De grands ponts de marbre d’une seule arche s’élancent d’un flanc à l’autre de la montagne, au-dessus des précipices. Rien n’est si imposant que la structure et la situation de ces ponts jetés dans l’espace, et nageant dans l’air blanc et humide qui semble tomber à regret dans le ravin. La route passe d’un flanc à l’autre de la gorge sept fois dans l’espace de quatre lieues. Lorsque nos deux voyageurs franchirent le septième pont, ils aperçurent au fond de la gorge, qui insensiblement s’élargissait devant eux, la délicieuse vallée de Luz, inondée des feux du soleil levant. La hauteur des montagnes qui bordent la route ne permettait pas encore au rayon matinal d’arriver jusqu’à eux. Le merle d’eau faisait entendre son petit cri plaintif dans les herbes du torrent. L’eau écumante et froide soulevait avec effort les voiles de brouillard étendus sur elle. À peine, vers les hauteurs, quelques lignes de lumières doraient les anfractuosités des rochers et la chevelure pendante des clématites. Mais au fond de ce sévère paysage, derrière ces grandes masses noires, âpres et revêches comme les sites aimés de Salvator, la belle vallée, baignée d’une rosée étincelante, nageait dans la lumière et formait une nappe d’or dans un cadre de marbre noir.

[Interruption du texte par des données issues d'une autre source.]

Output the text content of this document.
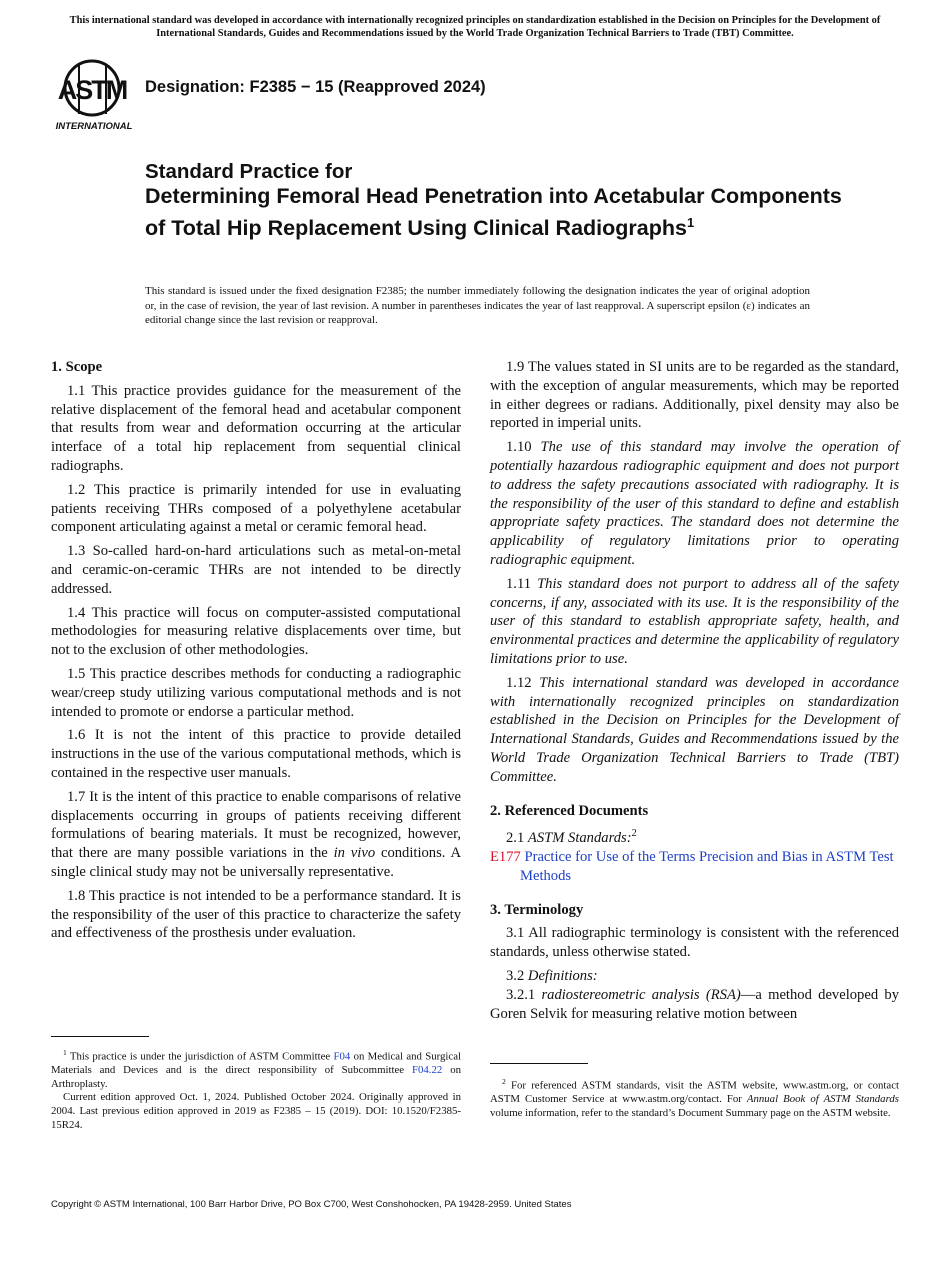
This international standard was developed in accordance with internationally recognized principles on standardization established in the Decision on Principles for the Development of International Standards, Guides and Recommendations issued by the World Trade Organization Technical Barriers to Trade (TBT) Committee.
ASTM
INTERNATIONAL
Designation: F2385 − 15 (Reapproved 2024)
Standard Practice for
Determining Femoral Head Penetration into Acetabular Components of Total Hip Replacement Using Clinical Radiographs$^1$
This standard is issued under the fixed designation F2385; the number immediately following the designation indicates the year of original adoption or, in the case of revision, the year of last revision. A number in parentheses indicates the year of last reapproval. A superscript epsilon (ε) indicates an editorial change since the last revision or reapproval.
1. Scope
1.1 This practice provides guidance for the measurement of the relative displacement of the femoral head and acetabular component that results from wear and deformation occurring at the articular interface of a total hip replacement from sequential clinical radiographs.
1.2 This practice is primarily intended for use in evaluating patients receiving THRs composed of a polyethylene acetabular component articulating against a metal or ceramic femoral head.
1.3 So-called hard-on-hard articulations such as metal-on-metal and ceramic-on-ceramic THRs are not intended to be directly addressed.
1.4 This practice will focus on computer-assisted computational methodologies for measuring relative displacements over time, but not to the exclusion of other methodologies.
1.5 This practice describes methods for conducting a radiographic wear/creep study utilizing various computational methods and is not intended to promote or endorse a particular method.
1.6 It is not the intent of this practice to provide detailed instructions in the use of the various computational methods, which is contained in the respective user manuals.
1.7 It is the intent of this practice to enable comparisons of relative displacements occurring in groups of patients receiving different formulations of bearing materials. It must be recognized, however, that there are many possible variations in the in vivo conditions. A single clinical study may not be universally representative.
1.8 This practice is not intended to be a performance standard. It is the responsibility of the user of this practice to characterize the safety and effectiveness of the prosthesis under evaluation.

$^1$ This practice is under the jurisdiction of ASTM Committee F04 on Medical and Surgical Materials and Devices and is the direct responsibility of Subcommittee F04.22 on Arthroplasty.

Current edition approved Oct. 1, 2024. Published October 2024. Originally approved in 2004. Last previous edition approved in 2019 as F2385 – 15 (2019). DOI: 10.1520/F2385-15R24.

1.9 The values stated in SI units are to be regarded as the standard, with the exception of angular measurements, which may be reported in either degrees or radians. Additionally, pixel density may also be reported in imperial units.
1.10 The use of this standard may involve the operation of potentially hazardous radiographic equipment and does not purport to address the safety precautions associated with radiography. It is the responsibility of the user of this standard to define and establish appropriate safety practices. The standard does not determine the applicability of regulatory limitations prior to operating radiographic equipment.
1.11 This standard does not purport to address all of the safety concerns, if any, associated with its use. It is the responsibility of the user of this standard to establish appropriate safety, health, and environmental practices and determine the applicability of regulatory limitations prior to use.
1.12 This international standard was developed in accordance with internationally recognized principles on standardization established in the Decision on Principles for the Development of International Standards, Guides and Recommendations issued by the World Trade Organization Technical Barriers to Trade (TBT) Committee.
2. Referenced Documents
2.1 ASTM Standards:$^2$
E177 Practice for Use of the Terms Precision and Bias in ASTM Test Methods
3. Terminology
3.1 All radiographic terminology is consistent with the referenced standards, unless otherwise stated.
3.2 Definitions:
3.2.1 radiostereometric analysis (RSA)—a method developed by Goren Selvik for measuring relative motion between

$^2$ For referenced ASTM standards, visit the ASTM website, www.astm.org, or contact ASTM Customer Service at www.astm.org/contact. For Annual Book of ASTM Standards volume information, refer to the standard’s Document Summary page on the ASTM website.

Copyright © ASTM International, 100 Barr Harbor Drive, PO Box C700, West Conshohocken, PA 19428-2959. United States
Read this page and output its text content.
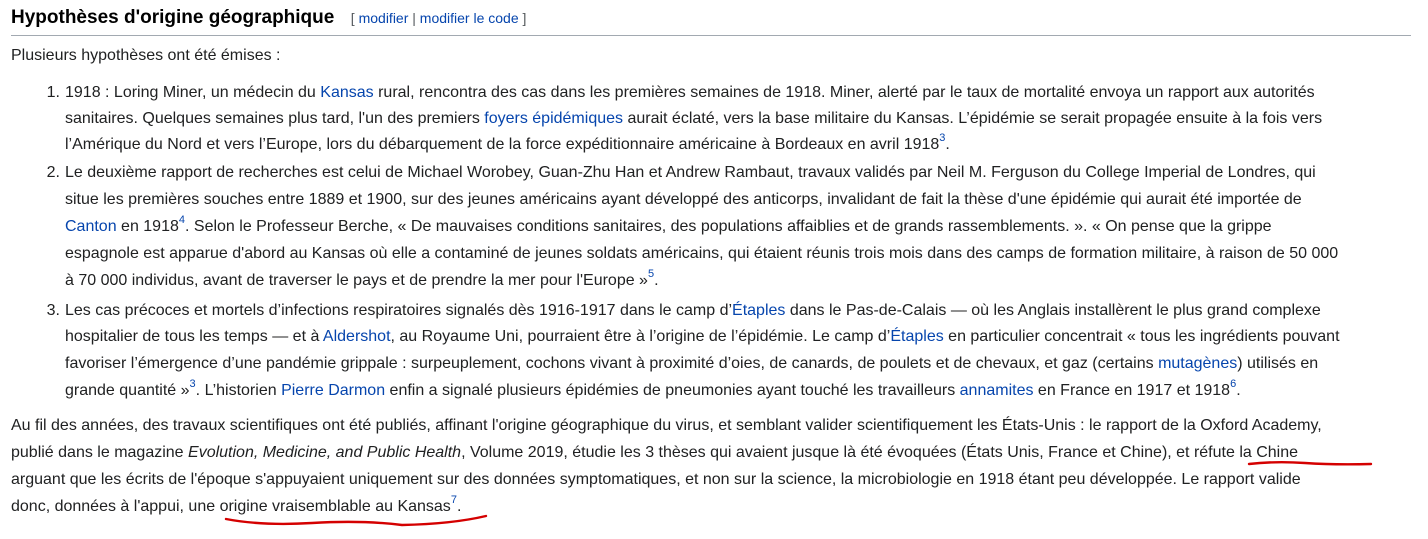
Hypothèses d'origine géographique [ modifier | modifier le code ]
Plusieurs hypothèses ont été émises :
1. 1918 : Loring Miner, un médecin du Kansas rural, rencontra des cas dans les premières semaines de 1918. Miner, alerté par le taux de mortalité envoya un rapport aux autorités
sanitaires. Quelques semaines plus tard, l'un des premiers foyers épidémiques aurait éclaté, vers la base militaire du Kansas. L’épidémie se serait propagée ensuite à la fois vers
l’Amérique du Nord et vers l’Europe, lors du débarquement de la force expéditionnaire américaine à Bordeaux en avril 1918$^3$.
2. Le deuxième rapport de recherches est celui de Michael Worobey, Guan-Zhu Han et Andrew Rambaut, travaux validés par Neil M. Ferguson du College Imperial de Londres, qui
situe les premières souches entre 1889 et 1900, sur des jeunes américains ayant développé des anticorps, invalidant de fait la thèse d'une épidémie qui aurait été importée de
Canton en 1918$^4$. Selon le Professeur Berche, « De mauvaises conditions sanitaires, des populations affaiblies et de grands rassemblements. ». « On pense que la grippe
espagnole est apparue d'abord au Kansas où elle a contaminé de jeunes soldats américains, qui étaient réunis trois mois dans des camps de formation militaire, à raison de 50 000
à 70 000 individus, avant de traverser le pays et de prendre la mer pour l'Europe »$^5$.
3. Les cas précoces et mortels d’infections respiratoires signalés dès 1916-1917 dans le camp d’Étaples dans le Pas-de-Calais — où les Anglais installèrent le plus grand complexe
hospitalier de tous les temps — et à Aldershot, au Royaume Uni, pourraient être à l’origine de l’épidémie. Le camp d’Étaples en particulier concentrait « tous les ingrédients pouvant
favoriser l’émergence d’une pandémie grippale : surpeuplement, cochons vivant à proximité d’oies, de canards, de poulets et de chevaux, et gaz (certains mutagènes) utilisés en
grande quantité »$^3$. L’historien Pierre Darmon enfin a signalé plusieurs épidémies de pneumonies ayant touché les travailleurs annamites en France en 1917 et 1918$^6$.
Au fil des années, des travaux scientifiques ont été publiés, affinant l'origine géographique du virus, et semblant valider scientifiquement les États-Unis : le rapport de la Oxford Academy,
publié dans le magazine Evolution, Medicine, and Public Health, Volume 2019, étudie les 3 thèses qui avaient jusque là été évoquées (États Unis, France et Chine), et réfute la Chine
arguant que les écrits de l'époque s'appuyaient uniquement sur des données symptomatiques, et non sur la science, la microbiologie en 1918 étant peu développée. Le rapport valide
donc, données à l'appui, une origine vraisemblable au Kansas$^7$.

« Que cela est beau ! s’écria Henry, et que je vous plains d’être amoureux, Lionel ! Vous êtes insensible à toutes ces choses sublimes ; vous pensez que le plus beau rayon du soleil ne vaut pas un sourire de miss Margaret Ellis.

— Avouez, Henry, que Margaret est la plus belle personne des trois royaumes.

— Oui, la théorie à la main, c’est une beauté sans défaut. Eh bien ! c’est celui que je lui reproche, moi. Je la voudrais moins parfaite, moins majestueuse, moins classique. J’aimerais cent fois mieux ma cousine, si Dieu me donnait à choisir entre elles deux.

— Allons donc, Henry, vous n’y songez pas, dit Lionel en souriant ; l’orgueil de la famille vous aveugle. De l’aveu de tout ce qui a deux yeux dans la tête, lady Lavinia est d’une beauté plus que problématique ; et moi, qui l’ai connue dans toute la fraîcheur de ses belles années, je puis vous assurer qu’il n’y a jamais eu de parallèle possible…

— D’accord ; mais que de grâce et de gentillesse chez Lavinia ! des yeux si vifs, une chevelure si belle, des pieds si petits ! »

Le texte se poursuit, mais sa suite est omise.